CultureLight: Keep cyclamen in bright filtered light when in leaf. A bright east, west or south facing window is ideal, but avoid direct sun. Moisture: Water regularly when in leaf, but reduce watering as leaves begin to fade, and do not water at all for the 2-3 months when the plant is dormant. When new growth appears, resume watering. Water the soil mix only, avoiding the crown. The best way is to set the pot in a tray of water for a few hours. Do not overwater and do not keep the soil constantly wet. Add a diluted low nitrogen fertilizer to the water or fertilizer full strength every two weeks when in leaf. Hardiness: USDA Zones 9 . Propagation: Soak seeds for 12 or more hours before planting. When replanting tubers, the tops should be above the soil surface.
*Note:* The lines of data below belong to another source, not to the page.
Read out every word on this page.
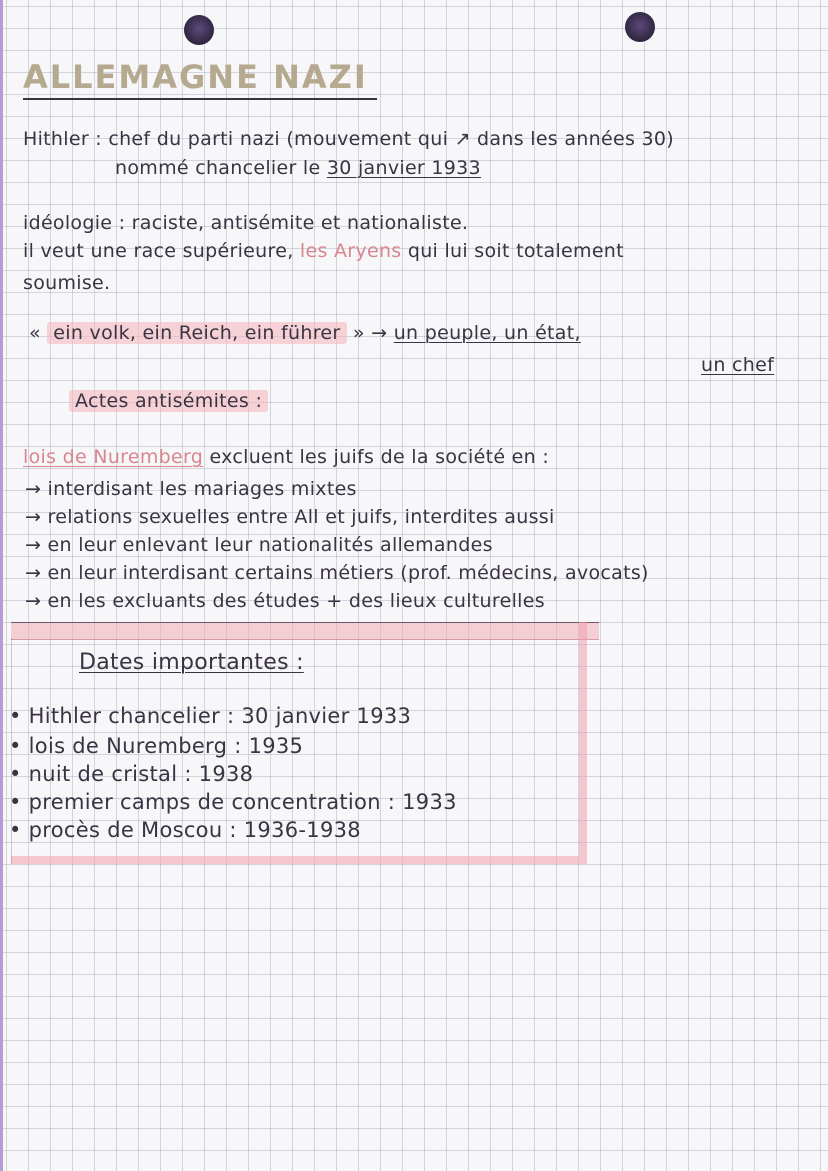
ALLEMAGNE NAZI
Hithler : chef du parti nazi (mouvement qui ↗ dans les années 30)
nommé chancelier le 30 janvier 1933
idéologie : raciste, antisémite et nationaliste.
il veut une race supérieure, les Aryens qui lui soit totalement
soumise.
« ein volk, ein Reich, ein führer » → un peuple, un état,
un chef
Actes antisémites :
lois de Nuremberg excluent les juifs de la société en :
→ interdisant les mariages mixtes
→ relations sexuelles entre All et juifs, interdites aussi
→ en leur enlevant leur nationalités allemandes
→ en leur interdisant certains métiers (prof. médecins, avocats)
→ en les excluants des études + des lieux culturelles
Dates importantes :
• Hithler chancelier : 30 janvier 1933
• lois de Nuremberg : 1935
• nuit de cristal : 1938
• premier camps de concentration : 1933
• procès de Moscou : 1936-1938
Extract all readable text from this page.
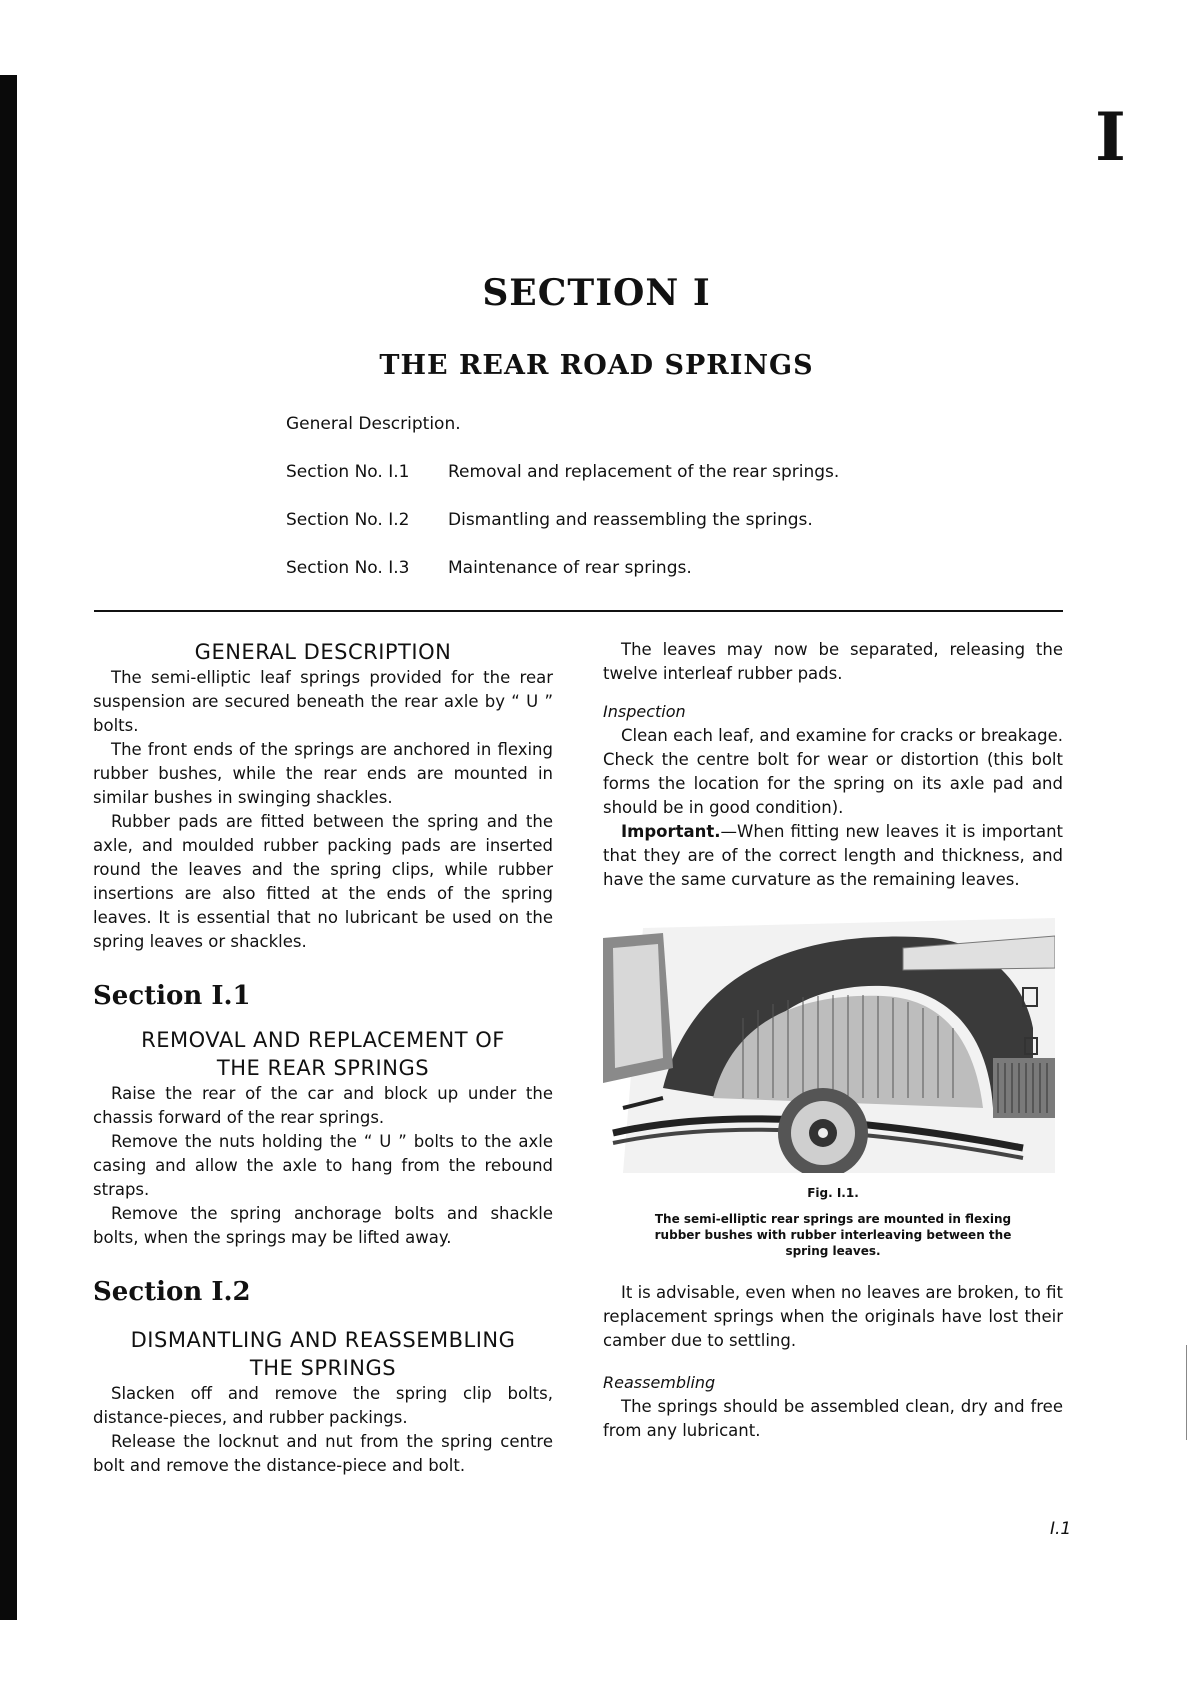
I
SECTION I
THE REAR ROAD SPRINGS
General Description.
Section No. I.1 Removal and replacement of the rear springs.
Section No. I.2 Dismantling and reassembling the springs.
Section No. I.3 Maintenance of rear springs.
GENERAL DESCRIPTION

The semi-elliptic leaf springs provided for the rear suspension are secured beneath the rear axle by “ U ” bolts.

The front ends of the springs are anchored in flexing rubber bushes, while the rear ends are mounted in similar bushes in swinging shackles.

Rubber pads are fitted between the spring and the axle, and moulded rubber packing pads are inserted round the leaves and the spring clips, while rubber insertions are also fitted at the ends of the spring leaves. It is essential that no lubricant be used on the spring leaves or shackles.

Section I.1
REMOVAL AND REPLACEMENT OF
THE REAR SPRINGS

Raise the rear of the car and block up under the chassis forward of the rear springs.

Remove the nuts holding the “ U ” bolts to the axle casing and allow the axle to hang from the rebound straps.

Remove the spring anchorage bolts and shackle bolts, when the springs may be lifted away.

Section I.2
DISMANTLING AND REASSEMBLING
THE SPRINGS

Slacken off and remove the spring clip bolts, distance-pieces, and rubber packings.

Release the locknut and nut from the spring centre bolt and remove the distance-piece and bolt.

The leaves may now be separated, releasing the twelve interleaf rubber pads.

Inspection

Clean each leaf, and examine for cracks or breakage. Check the centre bolt for wear or distortion (this bolt forms the location for the spring on its axle pad and should be in good condition).

Important.—When fitting new leaves it is important that they are of the correct length and thickness, and have the same curvature as the remaining leaves.

Fig. I.1.
The semi-elliptic rear springs are mounted in flexing rubber bushes with rubber interleaving between the spring leaves.

It is advisable, even when no leaves are broken, to fit replacement springs when the originals have lost their camber due to settling.

Reassembling

The springs should be assembled clean, dry and free from any lubricant.

I.1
Florist's cyclamen is typically grown as a houseplant. It blooms with beautiful, swept-back, sometimes fragrant flowers in winter, and usually goes dormant in summer. Avoid cold drafts and hot, dry air when in leaf and flower. After blooming, when the leaves die back and the corm goes dormant, allow it to rest for a for a couple months, then in midsummer, repot with fresh potting mix and place the pot in a warmer spot until new growth begins at which time it can be returned to the cool, bright position for flowering.
Cyclamen persicum makes an excellent houseplant. It has gained an undeserved reputation as difficult to maintain, but if you follow the recommendations about temperature, light and dormancy, florist's cyclamen will not disappoint. There are some 18 other species of cyclamen that are better suited as garden plants in beds and rock gardens; C. hederifolium being one of the most popular.
All parts of cyclamens are reportedly poisonous if ingested.